Businesses have a duty of care when it comes to the climate crisis, according to teenage climate activist Ayakha Melithafa, who delivered the keynote address on the final day of the Trialogue Business in Society Conference. Aside from working to reduce their carbon footprints, they should try to educate their stakeholders and provide opportunities for work in the green economy. Above all, they should provide resources and support, particularly to young people who bear the brunt of the climate change.

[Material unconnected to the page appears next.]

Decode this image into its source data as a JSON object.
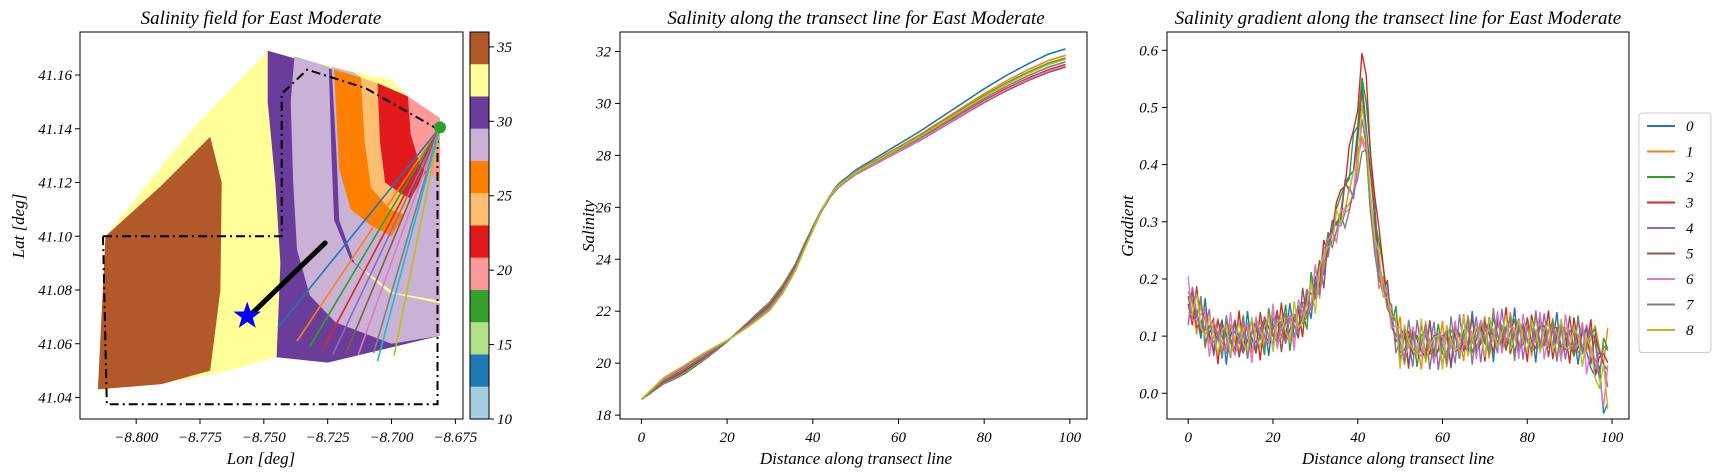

“Youth are disproportionately affected, along with people of colour and poorer communities,” Melithafa told delegates. “During the drought in Cape Town, children were unable to go to school, or sent home early from classes, because there was no water. This is affecting our everyday lives and we are expected to just be resilient and ‘stick it out’.”
For Melithafa, whose mother is a small-scale farmer, the climate crisis is not an abstraction but a terrifying lived reality. “I saw first-hand how the drought was affecting farmers who rely on rain to grow crops and feed cattle. When you see your cows dying, you see money going down the drain,” she said. She began to conduct research on the internet, to find out what had caused the situation, and came across information about climate change. “As a black teenager in South Africa, you are going to ask yourself, ‘What is climate change? Where is it coming from?’,” she said. “That’s when I learnt that global warming is real, and we might face extinction if we don’t change the way we live.”
Upon learning these facts, Ayakha “got stuck in climate anxiety and depression”, wondering why nobody else was responding to the crisis. “I thought, ‘What is the point of even trying to make a change?’ It seemed that nobody cared. But one thing that gave me hope was going online and seeing I could join initiatives where other people were actively trying to make a change. I identified people with the same drive as me,” she said. She joined Project 90 by 2030, a social and environmental justice organisation striving for a low-carbon economy by 2030 and was exposed to possible solutions to the crisis.
She also joined the African Climate Alliance, a youth-led affinity group focused on combating climate inactivity. She protested as part of the FridaysForFuture global climate strike movement, which focuses on climate injustices around the world and, together with Swedish climate activist Greta Thunberg and 14 other children, she submitted a legal complaint to the UN Committee on the Rights of the Child, which asserts that not tackling the climate crisis is a violation of children’s rights.
She also spoke at the World Economic Forum. “We are in a revolution, and so much change is happening all over the world, which gives me strength,” she said. “I can represent other children and show them it is safe for them to be active in these spaces. I can definitely say I have fulfilled my purpose as a young person.”
At the same time, she argued that it is not up to young people to “fix a world that we did not break”, and asserted that everyone should work towards finding solutions.
“I know that we’re facing a lot of socioeconomic injustices, like poverty, gender-based violence, xenophobia, migration and so on, but it’s important for us to stand up, stand together and acknowledge that the crisis we are facing right now cannot be solved alone. We have to understand the intersectionality of these crises and come together to raise more awareness and hold those in the wrong accountable,” she said.
She said that young people had to decide whether they were going to join other youngsters driving change or whether they would become complacent and tell themselves that others would deal with the problem. “In the past, we’ve seen how powerful young people can be – especially here in South Africa, with the Soweto uprising – and I truly believe that if young people stand together and really bring about social change, we will conquer and live in a fruitful, lower-carbon society that is still full of resources, and we will thrive,” she concluded.